Las multitudes tendrán hambre, y el Señor nos dirá lo mismo que les dijo a sus discípulos: «Dadles vosotros de comer».
Nosotros hemos atesorado, hemos oído tantos mensajes en mucho tiempo. ¿Y cuánto de lo recibido hemos entregado? Entonces tendrá plena aplicación la palabra del Señor que dijo: «No os preocupéis por cómo o qué hablaréis, porque en aquella hora os será dado lo que habéis de hablar» (Mat. 10:19). ¡Y el Señor es fiel!
Y si tú tienes comunión con el Señor, ¿qué puedes decir? «Yo estaba desamparado, pero me encontré con Cristo, y ahora estoy al amparo de su amor». ¡Qué testimonio, qué evangelización! «Yo andaba sin rumbo, mi vida no tenía sentido; muchas veces pensé en suicidarme. Pero el Señor me socorrió».

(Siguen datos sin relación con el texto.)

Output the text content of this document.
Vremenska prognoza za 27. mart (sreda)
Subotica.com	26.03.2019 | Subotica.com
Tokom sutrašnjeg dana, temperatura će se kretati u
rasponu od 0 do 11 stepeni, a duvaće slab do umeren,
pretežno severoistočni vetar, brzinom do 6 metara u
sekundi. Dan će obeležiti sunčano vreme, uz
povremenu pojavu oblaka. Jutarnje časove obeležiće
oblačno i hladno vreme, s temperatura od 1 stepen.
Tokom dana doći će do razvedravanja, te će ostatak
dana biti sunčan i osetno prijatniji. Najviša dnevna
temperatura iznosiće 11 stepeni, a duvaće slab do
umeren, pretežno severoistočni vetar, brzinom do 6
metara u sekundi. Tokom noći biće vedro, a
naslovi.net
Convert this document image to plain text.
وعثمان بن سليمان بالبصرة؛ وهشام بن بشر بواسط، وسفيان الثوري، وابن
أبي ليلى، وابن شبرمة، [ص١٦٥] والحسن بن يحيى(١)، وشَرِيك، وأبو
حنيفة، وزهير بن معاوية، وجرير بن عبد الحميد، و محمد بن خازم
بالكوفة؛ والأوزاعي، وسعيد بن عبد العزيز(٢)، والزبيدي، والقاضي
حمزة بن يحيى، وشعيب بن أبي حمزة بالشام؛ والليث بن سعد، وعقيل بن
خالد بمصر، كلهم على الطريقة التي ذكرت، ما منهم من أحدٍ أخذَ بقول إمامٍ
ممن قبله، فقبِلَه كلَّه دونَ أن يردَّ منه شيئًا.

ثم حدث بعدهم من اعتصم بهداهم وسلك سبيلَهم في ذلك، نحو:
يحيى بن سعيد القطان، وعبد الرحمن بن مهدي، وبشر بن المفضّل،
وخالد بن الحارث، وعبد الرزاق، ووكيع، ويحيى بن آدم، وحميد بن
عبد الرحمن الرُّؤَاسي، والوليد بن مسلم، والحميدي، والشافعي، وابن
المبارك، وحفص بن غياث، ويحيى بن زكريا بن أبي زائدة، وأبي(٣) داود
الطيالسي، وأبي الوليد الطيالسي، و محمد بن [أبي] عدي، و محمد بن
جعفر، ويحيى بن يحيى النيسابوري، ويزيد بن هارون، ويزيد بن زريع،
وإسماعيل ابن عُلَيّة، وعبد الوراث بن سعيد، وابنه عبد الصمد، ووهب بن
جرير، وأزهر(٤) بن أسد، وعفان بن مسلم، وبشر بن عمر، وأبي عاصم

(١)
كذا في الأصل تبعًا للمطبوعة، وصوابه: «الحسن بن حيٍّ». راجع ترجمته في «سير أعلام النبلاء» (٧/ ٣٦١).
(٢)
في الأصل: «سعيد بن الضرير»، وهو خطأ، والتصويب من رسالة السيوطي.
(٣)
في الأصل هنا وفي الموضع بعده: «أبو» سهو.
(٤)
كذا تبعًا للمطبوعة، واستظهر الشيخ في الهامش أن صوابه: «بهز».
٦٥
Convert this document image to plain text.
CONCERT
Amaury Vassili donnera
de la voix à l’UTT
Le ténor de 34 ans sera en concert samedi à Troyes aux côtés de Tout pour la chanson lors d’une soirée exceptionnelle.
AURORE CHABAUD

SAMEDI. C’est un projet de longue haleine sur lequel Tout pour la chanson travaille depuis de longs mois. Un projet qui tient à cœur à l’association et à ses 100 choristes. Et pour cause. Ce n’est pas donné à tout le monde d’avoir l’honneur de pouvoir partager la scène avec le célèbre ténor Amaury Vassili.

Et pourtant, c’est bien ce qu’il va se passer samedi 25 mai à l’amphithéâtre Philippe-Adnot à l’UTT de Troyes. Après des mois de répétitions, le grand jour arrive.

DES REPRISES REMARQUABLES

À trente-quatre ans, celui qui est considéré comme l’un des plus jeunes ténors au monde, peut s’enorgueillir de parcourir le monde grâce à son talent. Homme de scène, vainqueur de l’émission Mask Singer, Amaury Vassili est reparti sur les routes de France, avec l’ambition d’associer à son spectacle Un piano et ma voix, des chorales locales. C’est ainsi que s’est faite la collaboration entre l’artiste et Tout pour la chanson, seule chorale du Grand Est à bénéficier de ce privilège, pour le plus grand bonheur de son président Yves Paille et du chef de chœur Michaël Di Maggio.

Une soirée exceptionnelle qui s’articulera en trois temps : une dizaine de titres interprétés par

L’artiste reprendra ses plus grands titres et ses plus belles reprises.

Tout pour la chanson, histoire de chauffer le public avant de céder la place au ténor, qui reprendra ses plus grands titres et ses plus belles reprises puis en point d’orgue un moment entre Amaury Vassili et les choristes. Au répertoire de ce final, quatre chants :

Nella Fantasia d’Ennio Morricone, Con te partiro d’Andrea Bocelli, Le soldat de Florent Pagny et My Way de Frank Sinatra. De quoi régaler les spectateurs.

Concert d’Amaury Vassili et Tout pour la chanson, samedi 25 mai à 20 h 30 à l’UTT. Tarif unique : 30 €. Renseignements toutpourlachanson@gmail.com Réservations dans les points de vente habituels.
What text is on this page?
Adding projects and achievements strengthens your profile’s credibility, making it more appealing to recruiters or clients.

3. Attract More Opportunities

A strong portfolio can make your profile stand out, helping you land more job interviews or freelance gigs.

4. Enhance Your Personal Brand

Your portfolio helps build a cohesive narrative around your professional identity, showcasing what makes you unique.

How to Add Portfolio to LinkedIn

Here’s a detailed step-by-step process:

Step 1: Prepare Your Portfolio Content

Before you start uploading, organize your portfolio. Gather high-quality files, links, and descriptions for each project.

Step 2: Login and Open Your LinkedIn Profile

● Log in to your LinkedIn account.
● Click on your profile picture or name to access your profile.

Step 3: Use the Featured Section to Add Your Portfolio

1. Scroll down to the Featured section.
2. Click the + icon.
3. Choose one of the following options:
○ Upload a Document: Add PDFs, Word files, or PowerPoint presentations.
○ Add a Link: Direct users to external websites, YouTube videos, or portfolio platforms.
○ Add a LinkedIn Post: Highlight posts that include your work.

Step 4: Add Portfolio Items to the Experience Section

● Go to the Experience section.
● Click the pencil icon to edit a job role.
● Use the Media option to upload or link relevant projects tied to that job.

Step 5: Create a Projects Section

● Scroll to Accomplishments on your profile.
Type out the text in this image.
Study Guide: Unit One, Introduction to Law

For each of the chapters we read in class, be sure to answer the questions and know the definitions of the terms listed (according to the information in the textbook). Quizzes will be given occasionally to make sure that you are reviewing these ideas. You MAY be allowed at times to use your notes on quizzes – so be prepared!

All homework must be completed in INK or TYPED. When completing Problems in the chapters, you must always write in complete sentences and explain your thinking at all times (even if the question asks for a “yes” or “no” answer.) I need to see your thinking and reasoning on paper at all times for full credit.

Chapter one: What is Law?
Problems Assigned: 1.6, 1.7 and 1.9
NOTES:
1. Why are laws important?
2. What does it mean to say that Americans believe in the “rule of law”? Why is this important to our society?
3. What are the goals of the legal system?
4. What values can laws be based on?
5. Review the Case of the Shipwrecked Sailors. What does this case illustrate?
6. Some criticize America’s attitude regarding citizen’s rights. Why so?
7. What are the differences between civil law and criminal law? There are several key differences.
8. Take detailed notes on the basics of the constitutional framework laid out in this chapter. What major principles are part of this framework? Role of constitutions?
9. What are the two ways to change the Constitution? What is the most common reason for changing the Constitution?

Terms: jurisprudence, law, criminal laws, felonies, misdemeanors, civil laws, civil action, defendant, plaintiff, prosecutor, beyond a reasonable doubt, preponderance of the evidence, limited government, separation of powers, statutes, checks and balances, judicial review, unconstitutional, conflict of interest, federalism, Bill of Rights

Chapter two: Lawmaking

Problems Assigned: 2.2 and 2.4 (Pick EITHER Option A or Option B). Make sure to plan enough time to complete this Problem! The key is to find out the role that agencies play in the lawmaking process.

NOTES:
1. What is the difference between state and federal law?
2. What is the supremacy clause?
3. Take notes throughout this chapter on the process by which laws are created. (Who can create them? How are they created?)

El que está con Cristo encuentra el sentido de la vida. Porque, si nacimos en este mundo y no conocimos al Señor, un siervo de Dios dijo: «Más hubiese valido no haber nacido». ¿Para qué? ¿Para ser un gran profesional, para atesorar esto o aquello, para recibir el aplauso del mundo? ¡Que el Señor nos libre!
El Hijo de Dios vino a este mundo en carne y sangre. Él hizo milagros en la tierra. Las palabras que él habló, hombre alguno las habló jamás. Y cuando le vieron glorioso, se conmovieron los corazones. «Verdaderamente, tú eres el Cristo, el Hijo del Dios viviente». Y se postraron ante él.
Finalmente, el Señor fue a la cruz, y allí, él pudo dar un grito de victoria: «¡Consumado es!». Satanás está vencido, y los hombres pueden salir a libertad. Se ha pagado el precio de una eterna redención, y habrá gloria celestial para todas aquellas almas que estaban perdidas. Ahora hay refugio en Cristo, aquel que hoy reina por los siglos de los siglos y que pronto aparecerá. Él es el Rey que vuelve. ¡Cómo no anhelar su venida!
¡Qué precioso es Cristo! Él es la inspiración de nuestros corazones. Que él despierte el servicio de cada siervo y cada sierva. Hermana, no te conformes solo con ser una persona pasiva en la casa de Dios. ¡Sé una sierva de tu Señor! Hermano, no te sientas feliz solo por formar parte de la congregación. ¡Sé un siervo del Señor! Habrá alguien por quién orar, alguien a quién buscar e invitar. Y así han de surgir otros que amarán al Señor y celebrarán su nombre glorioso. Amén.
Síntesis de un mensaje oral impartido en Temuco (Chile), en septiembre de 2018.